Joseph Huber Brewing Co.
- Founded: 1845
- Headquarters: Monroe, WI United States

= Joseph Huber Brewing Company =

Wisconsin Company

The Joseph Huber Brewing Company was founded in 1845 in Monroe, Wisconsin. Originally called The Blumer Brewery, it adopted the Huber name in 1947.

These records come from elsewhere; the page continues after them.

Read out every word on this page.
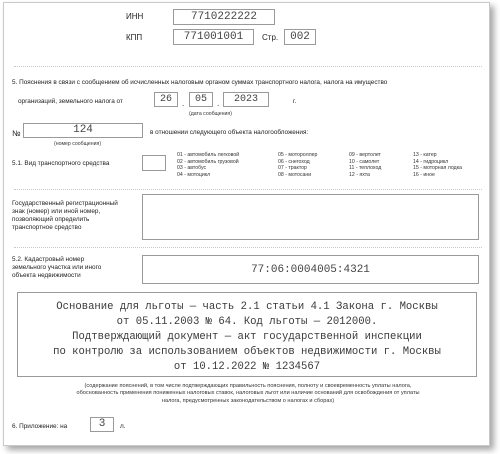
ИНН	7710222222
КПП	771001001	Стр.	002
5. Пояснения в связи с сообщением об исчисленных налоговым органом суммах транспортного налога, налога на имущество
организаций, земельного налога от	26	.	05	.	2023	г.
(дата сообщения)
№	124
(номер сообщения)
в отношении следующего объекта налогообложения:
5.1. Вид транспортного средства
01 - автомобиль легковой
02 - автомобиль грузовой
03 - автобус
04 - мотоцикл
05 - мотороллер
06 - снегоход
07 - трактор
08 - мотосани
09 - вертолет
10 - самолет
11 - теплоход
12 - яхта
13 - катер
14 - гидроцикл
15 - моторная лодка
16 - иное
Государственный регистрационный
знак (номер) или иной номер,
позволяющий определить
транспортное средство
5.2. Кадастровый номер
земельного участка или иного
объекта недвижимости	77:06:0004005:4321
Основание для льготы — часть 2.1 статьи 4.1 Закона г. Москвы
от 05.11.2003 № 64. Код льготы — 2012000.
Подтверждающий документ — акт государственной инспекции
по контролю за использованием объектов недвижимости г. Москвы
от 10.12.2022 № 1234567
(содержание пояснений, в том числе подтверждающих правильность пояснения, полноту и своевременность уплаты налога,
обоснованность применения пониженных налоговых ставок, налоговых льгот или наличие оснований для освобождения от уплаты
налога, предусмотренных законодательством о налогах и сборах)
6. Приложение: на	3	л.
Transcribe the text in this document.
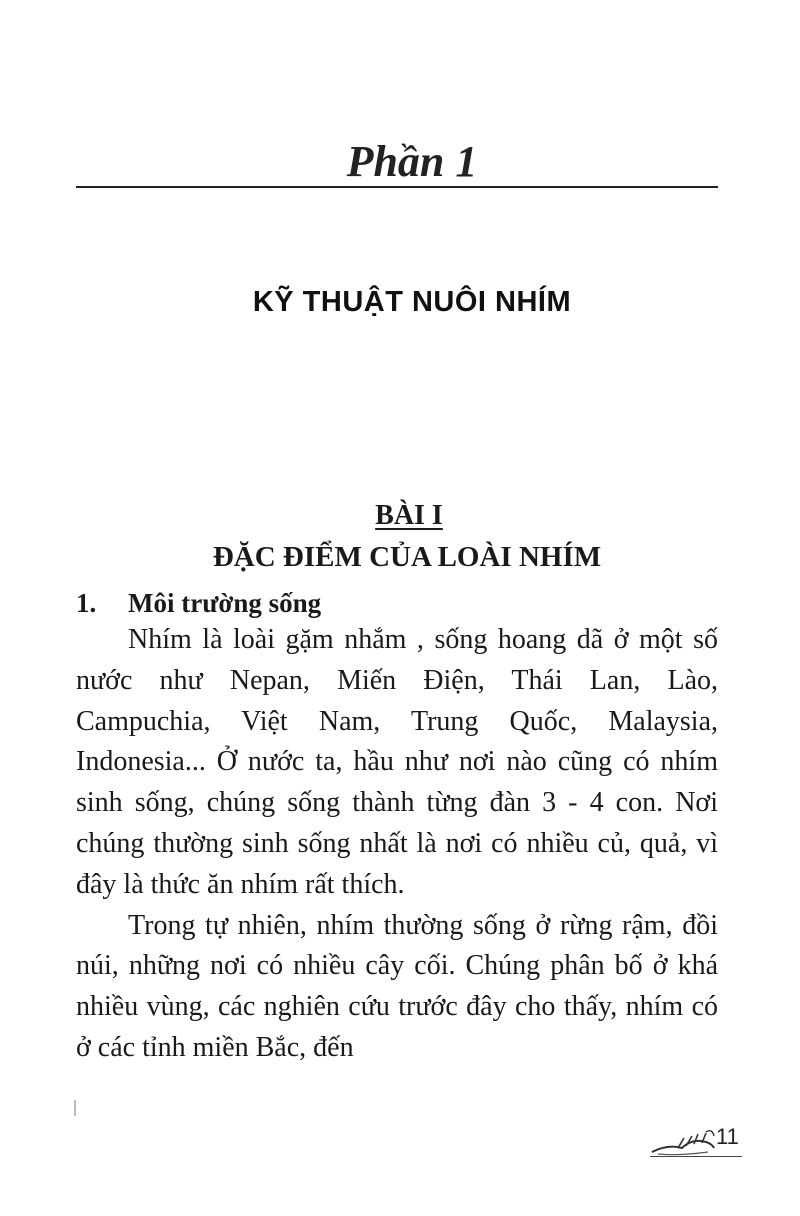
Phần 1
KỸ THUẬT NUÔI NHÍM
BÀI I
ĐẶC ĐIỂM CỦA LOÀI NHÍM
1. Môi trường sống

Nhím là loài gặm nhắm , sống hoang dã ở một số nước như Nepan, Miến Điện, Thái Lan, Lào, Campuchia, Việt Nam, Trung Quốc, Malaysia, Indonesia... Ở nước ta, hầu như nơi nào cũng có nhím sinh sống, chúng sống thành từng đàn 3 - 4 con. Nơi chúng thường sinh sống nhất là nơi có nhiều củ, quả, vì đây là thức ăn nhím rất thích.

Trong tự nhiên, nhím thường sống ở rừng rậm, đồi núi, những nơi có nhiều cây cối. Chúng phân bố ở khá nhiều vùng, các nghiên cứu trước đây cho thấy, nhím có ở các tỉnh miền Bắc, đến

11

Huber reached its most successful point around 1978, when its Augsburger brand received awards from several prominent beer reviewers and became a top seller for the company. The brewery was sold in 1985 for $7.8 million; in 1988 the new owners sold the Augsburger label to Stroh Brewery Company and later briefly closed the brewery. Fred Huber, son of Joseph, bought the brewery and resumed operations in a partnership with Chicago's Berghoff family, but the brewery filed for bankruptcy and was sold in 1995. In 2006, the brewery and its brands were sold to Mountain Crest Brewing Company, of Calgary, Alberta, Canada. The Monroe brewery was renamed Minhas Craft Brewery.

== Recognition ==
- 2014 - Certificate of Excellence - Ranked #1 of 11 Attractions in Monroe on Trip Advisor
- 2014 - Minhas Craft Brewery Huber Bock awarded Silver for best bock from the World Beer Awards.